I have seen a few implementations go wrong because the eventual business users were
not involved in selection. Think about it from their point of view. They have not asked
for such a tool, nor does it help them to do an existing task more quickly or easily. So,
when you come to implement your shiny new tool, the business users feel they're
having some IT tool foisted upon them. Generally, they do not react well and I can recall
one instance when the whole implementation had to go back to the drawing board.
Once the business users understood what they needed to use the tool for, their
requirements were vastly different from what had been delivered.
The second pitfall is being unclear on what you require of the tool. Often someone has
latched on to the fact that a tool could help them and dived straight in and bought one
without being really clear what they want the tool to do. Please make sure that you take
time to work out what your objective is from having the tool. Once you've worked that
out, progress to defining some clear detailed requirements (just a requirement to have a
data glossary is not sufficient).
I've seen implementations of tools fail or the wrong tool selected because of vague or
overly complex requirements (just because the tool does it, does not mean that your
business really needs it).
Now we've looked at what the main pitfalls are. I wanted to share with you a few
questions that would be useful to ask the vendors to ensure they're a good fit for you
and your data governance initiative. Since I've highlighted the need for objectives and
clear requirements, the first question to ask them is, how does their tool meet your
requirements. Notice I say how does it meet… and not does it meet. If you ask, “does
your tool meet our requirements”, most vendors will say yes.

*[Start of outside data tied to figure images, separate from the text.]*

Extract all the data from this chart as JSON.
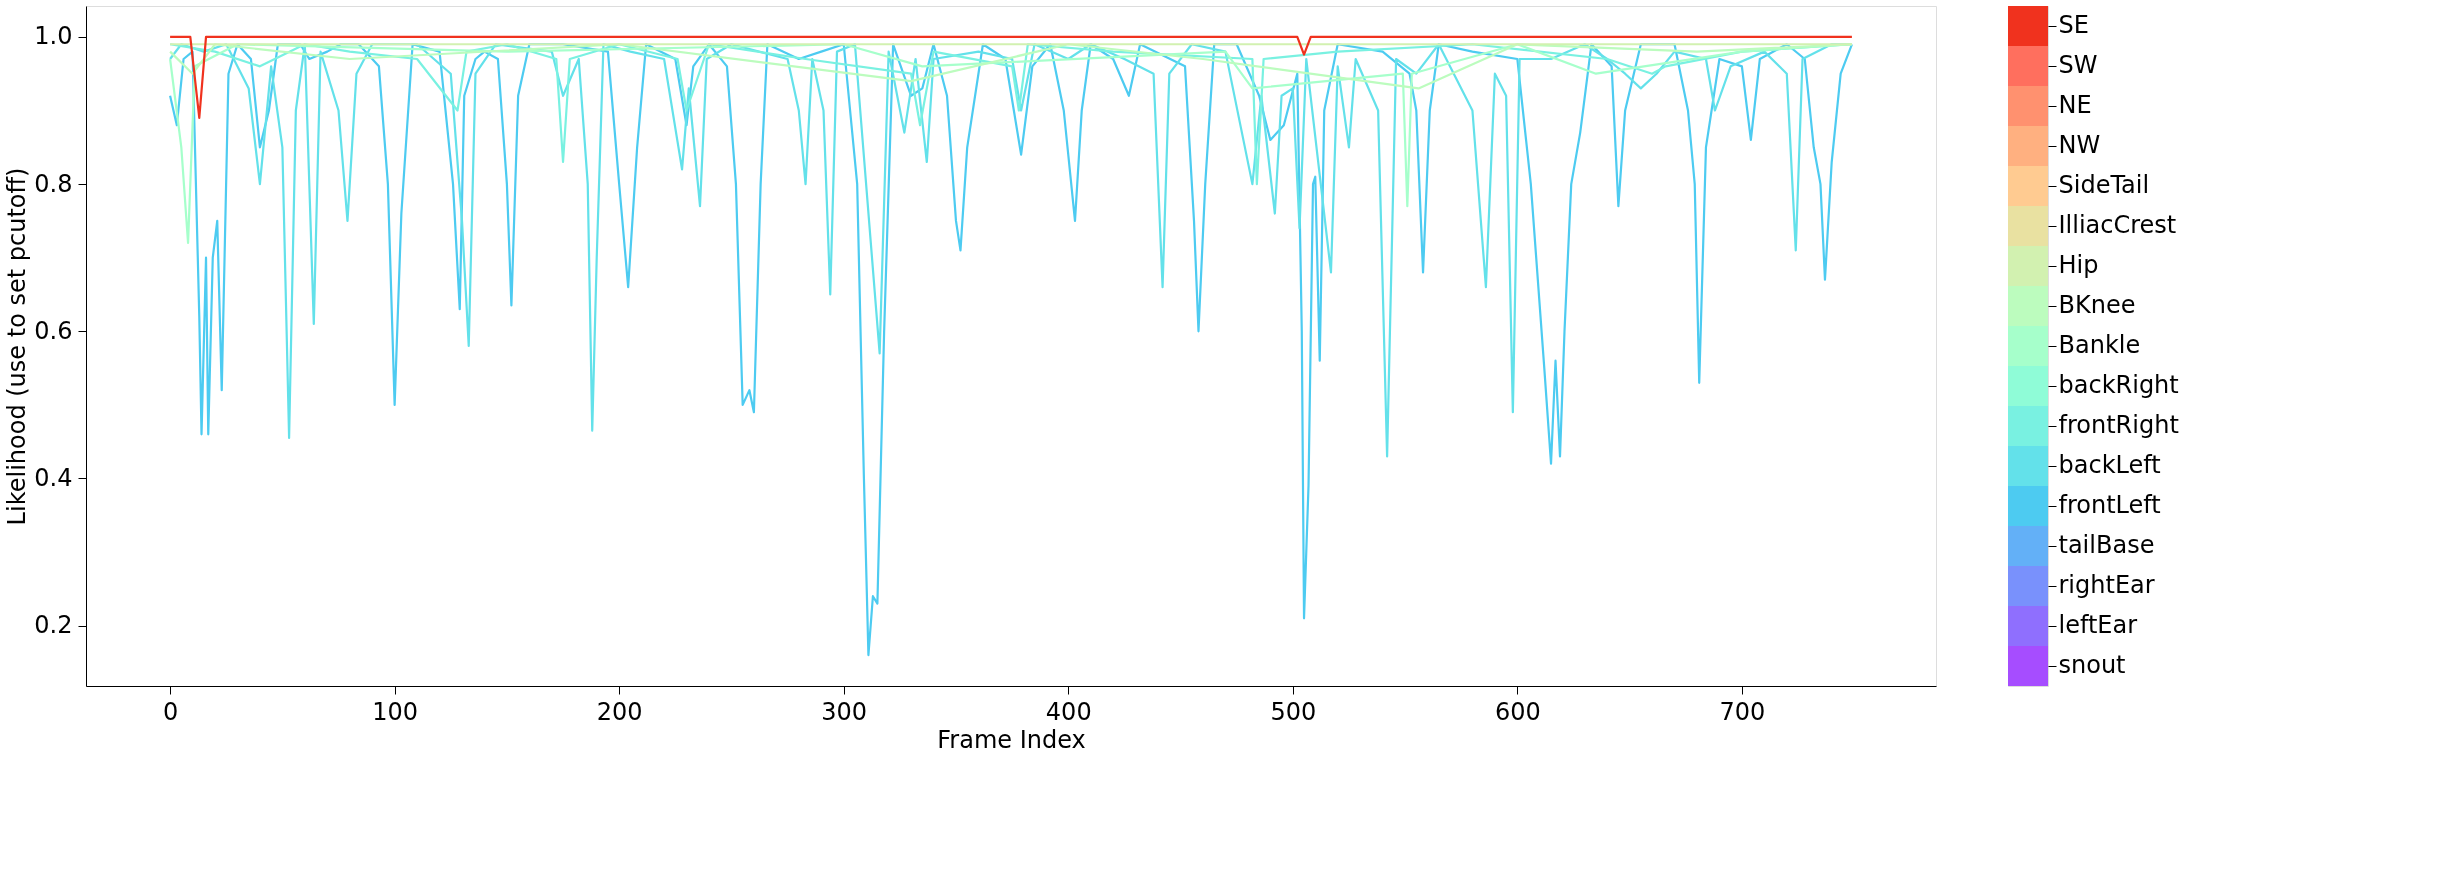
{
  "chart_data": {
    "type": "line",
    "xlabel": "Frame Index",
    "ylabel": "Likelihood (use to set pcutoff)",
    "xlim": [
      -37.45,
      786.45
    ],
    "ylim": [
      0.118,
      1.042
    ],
    "xticks": [
      0,
      100,
      200,
      300,
      400,
      500,
      600,
      700
    ],
    "yticks": [
      0.2,
      0.4,
      0.6,
      0.8,
      {
        "value": 1.0,
        "label": "1.0"
      }
    ],
    "grid": false,
    "legend": "right",
    "marker": "none",
    "series": [
      {
        "name": "snout",
        "color": "#a64dff"
      },
      {
        "name": "leftEar",
        "color": "#8f6ffe"
      },
      {
        "name": "rightEar",
        "color": "#7991fc"
      },
      {
        "name": "tailBase",
        "color": "#63b0f7"
      },
      {
        "name": "frontLeft",
        "color": "#4dcbf1",
        "x": [
          0,
          3,
          6,
          10,
          13,
          14,
          16,
          17,
          19,
          21,
          23,
          26,
          30,
          36,
          40,
          44,
          48,
          58,
          62,
          70,
          76,
          84,
          93,
          97,
          100,
          103,
          108,
          120,
          126,
          129,
          131,
          136,
          140,
          146,
          150,
          152,
          155,
          160,
          175,
          195,
          200,
          204,
          208,
          212,
          225,
          230,
          233,
          240,
          248,
          252,
          255,
          258,
          260,
          263,
          266,
          280,
          290,
          300,
          306,
          309,
          311,
          313,
          315,
          318,
          322,
          330,
          335,
          340,
          346,
          350,
          352,
          355,
          362,
          372,
          379,
          384,
          392,
          398,
          403,
          406,
          410,
          420,
          427,
          432,
          452,
          456,
          458,
          461,
          465,
          475,
          485,
          490,
          496,
          502,
          504,
          505,
          507,
          509,
          510,
          512,
          514,
          520,
          540,
          552,
          555,
          558,
          561,
          565,
          580,
          600,
          606,
          612,
          615,
          617,
          619,
          621,
          624,
          628,
          633,
          642,
          645,
          648,
          655,
          670,
          676,
          679,
          681,
          684,
          690,
          700,
          704,
          708,
          720,
          728,
          732,
          735,
          737,
          740,
          744,
          749
        ],
        "values": [
          0.92,
          0.88,
          0.97,
          0.98,
          0.62,
          0.46,
          0.7,
          0.46,
          0.7,
          0.75,
          0.52,
          0.95,
          0.99,
          0.97,
          0.85,
          0.9,
          0.99,
          0.99,
          0.97,
          0.98,
          0.99,
          0.99,
          0.96,
          0.8,
          0.5,
          0.76,
          0.99,
          0.98,
          0.8,
          0.63,
          0.92,
          0.97,
          0.98,
          0.97,
          0.8,
          0.635,
          0.92,
          0.99,
          0.99,
          0.98,
          0.8,
          0.66,
          0.85,
          0.99,
          0.97,
          0.88,
          0.96,
          0.99,
          0.96,
          0.8,
          0.5,
          0.52,
          0.49,
          0.8,
          0.99,
          0.97,
          0.98,
          0.99,
          0.8,
          0.4,
          0.16,
          0.24,
          0.23,
          0.6,
          0.99,
          0.92,
          0.93,
          0.99,
          0.92,
          0.75,
          0.71,
          0.85,
          0.99,
          0.97,
          0.84,
          0.96,
          0.99,
          0.9,
          0.75,
          0.9,
          0.99,
          0.97,
          0.92,
          0.99,
          0.96,
          0.75,
          0.6,
          0.8,
          0.99,
          0.99,
          0.92,
          0.86,
          0.88,
          0.95,
          0.6,
          0.21,
          0.39,
          0.8,
          0.81,
          0.56,
          0.9,
          0.99,
          0.98,
          0.95,
          0.9,
          0.68,
          0.9,
          0.99,
          0.98,
          0.97,
          0.8,
          0.55,
          0.42,
          0.56,
          0.43,
          0.6,
          0.8,
          0.87,
          0.99,
          0.96,
          0.77,
          0.9,
          0.99,
          0.99,
          0.9,
          0.8,
          0.53,
          0.85,
          0.97,
          0.96,
          0.86,
          0.97,
          0.99,
          0.97,
          0.85,
          0.8,
          0.67,
          0.83,
          0.95,
          0.99
        ]
      },
      {
        "name": "backLeft",
        "color": "#63e1ea",
        "x": [
          0,
          5,
          15,
          25,
          35,
          40,
          45,
          50,
          53,
          56,
          60,
          64,
          67,
          75,
          79,
          83,
          90,
          110,
          125,
          130,
          133,
          136,
          145,
          170,
          175,
          182,
          186,
          188,
          190,
          193,
          205,
          220,
          228,
          231,
          236,
          239,
          250,
          275,
          280,
          283,
          286,
          291,
          294,
          297,
          305,
          316,
          320,
          327,
          332,
          337,
          340,
          360,
          375,
          379,
          385,
          400,
          410,
          425,
          438,
          442,
          445,
          455,
          470,
          482,
          486,
          492,
          495,
          500,
          503,
          506,
          517,
          520,
          525,
          528,
          538,
          542,
          546,
          555,
          565,
          580,
          586,
          590,
          595,
          598,
          601,
          615,
          630,
          640,
          648,
          655,
          662,
          670,
          684,
          688,
          695,
          710,
          720,
          724,
          727,
          740,
          749
        ],
        "values": [
          0.97,
          0.99,
          0.98,
          0.99,
          0.93,
          0.8,
          0.96,
          0.85,
          0.455,
          0.9,
          0.99,
          0.61,
          0.98,
          0.9,
          0.75,
          0.95,
          0.99,
          0.99,
          0.95,
          0.75,
          0.58,
          0.95,
          0.99,
          0.98,
          0.92,
          0.97,
          0.8,
          0.465,
          0.7,
          0.99,
          0.98,
          0.97,
          0.82,
          0.93,
          0.77,
          0.97,
          0.99,
          0.97,
          0.9,
          0.8,
          0.97,
          0.9,
          0.65,
          0.98,
          0.99,
          0.57,
          0.98,
          0.87,
          0.97,
          0.83,
          0.97,
          0.98,
          0.97,
          0.9,
          0.99,
          0.97,
          0.99,
          0.97,
          0.95,
          0.66,
          0.95,
          0.99,
          0.98,
          0.8,
          0.92,
          0.76,
          0.92,
          0.93,
          0.74,
          0.97,
          0.68,
          0.96,
          0.85,
          0.97,
          0.9,
          0.43,
          0.97,
          0.95,
          0.99,
          0.9,
          0.66,
          0.95,
          0.92,
          0.49,
          0.97,
          0.97,
          0.99,
          0.97,
          0.95,
          0.93,
          0.95,
          0.98,
          0.97,
          0.9,
          0.96,
          0.98,
          0.95,
          0.71,
          0.97,
          0.99,
          0.99
        ]
      },
      {
        "name": "frontRight",
        "color": "#79f1e1",
        "x": [
          0,
          20,
          40,
          60,
          80,
          110,
          128,
          132,
          150,
          172,
          175,
          178,
          200,
          226,
          230,
          240,
          283,
          330,
          334,
          340,
          375,
          378,
          382,
          420,
          482,
          484,
          487,
          520,
          580,
          640,
          660,
          666,
          700,
          749
        ],
        "values": [
          0.99,
          0.98,
          0.96,
          0.99,
          0.98,
          0.97,
          0.9,
          0.98,
          0.99,
          0.97,
          0.83,
          0.97,
          0.99,
          0.97,
          0.9,
          0.99,
          0.97,
          0.95,
          0.88,
          0.98,
          0.96,
          0.9,
          0.99,
          0.98,
          0.97,
          0.8,
          0.97,
          0.98,
          0.99,
          0.97,
          0.95,
          0.96,
          0.98,
          0.99
        ]
      },
      {
        "name": "backRight",
        "color": "#8ffcd7"
      },
      {
        "name": "Bankle",
        "color": "#a6ffcb",
        "x": [
          0,
          5,
          8,
          11,
          30,
          150,
          300,
          335,
          470,
          482,
          549,
          551,
          553,
          600,
          635,
          700,
          749
        ],
        "values": [
          0.97,
          0.85,
          0.72,
          0.96,
          0.99,
          0.98,
          0.99,
          0.96,
          0.98,
          0.93,
          0.95,
          0.77,
          0.95,
          0.99,
          0.95,
          0.98,
          0.99
        ]
      },
      {
        "name": "BKnee",
        "color": "#bcfcbe",
        "x": [
          0,
          10,
          20,
          80,
          200,
          330,
          400,
          460,
          556,
          600,
          680,
          749
        ],
        "values": [
          0.98,
          0.95,
          0.99,
          0.97,
          0.99,
          0.94,
          0.99,
          0.97,
          0.93,
          0.99,
          0.98,
          0.99
        ]
      },
      {
        "name": "Hip",
        "color": "#d2f1b0",
        "x": [
          0,
          375,
          749
        ],
        "values": [
          0.99,
          0.99,
          0.99
        ]
      },
      {
        "name": "IlliacCrest",
        "color": "#e9e1a1"
      },
      {
        "name": "SideTail",
        "color": "#ffcb91"
      },
      {
        "name": "NW",
        "color": "#ffb080"
      },
      {
        "name": "NE",
        "color": "#ff916f"
      },
      {
        "name": "SW",
        "color": "#ff6f5e"
      },
      {
        "name": "SE",
        "color": "#f0321e",
        "x": [
          0,
          9,
          13,
          16,
          502,
          505,
          508,
          749
        ],
        "values": [
          1.0,
          1.0,
          0.89,
          1.0,
          1.0,
          0.976,
          1.0,
          1.0
        ]
      }
    ]
  }
}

What you want to know is how. Is it simply out of the box functionality that is ready to
go or will there have to be manual workarounds, or even worse a lot of customisation or
configurations in the tool that may make future upgrades very difficult for you.
Secondly, I'd ask what implementation support will be given to you. You have to
remember these tools are by their very nature, flexible, and you need to set them up in a
way that works for your business. This means that you will need some support from the
vendor. So, make sure that you are very clear upfront about what kind of support they
will be giving you. Knowing what is and isn't covered will prevent any nasty surprises in
the future.
Thirdly, ask what training they provide for both you and the team implementing it.
Perhaps they may even support training your business users on how to use their tool.
Definitely work out what training you want and ask what training is available.
I’ve said it already but please remember that to successfully choose the right tool for
your company, it is absolutely vital that you are very clear on what you need the tool to
do before starting a selection process. Clear requirements should be the start of the
process.
Make sure that you understand not only the support arrangements of the tool (as I
mentioned in the last section) but also the upgrade path of the tool. I've come across
more than one situation where an organisation has customised a tool to such a degree
that is not possible to follow the upgrade path. On one occasion they needed a project
to redesign and implement a new data glossary to be able to upgrade and take
advantage of the new functionality.
Lastly, I would say that when you're working with vendors, going through workshops or
maybe an RFP process you are going to meet a whole variety of personalities. Bear in
mind that these are not the people that you will be working with if you choose and
select this tool. Whether you like or dislike them, do not be swayed by the personalities.
They will not be around for the implementation, and the ongoing support will be
provided by other people. So don't let yourself be influenced just because you like or
dislike their sales team!
Just remember that such tools can be great enablers to your data governance initiative,
but they need to be put in place once your data governance initiative is already going
so that you are very clear on what you want.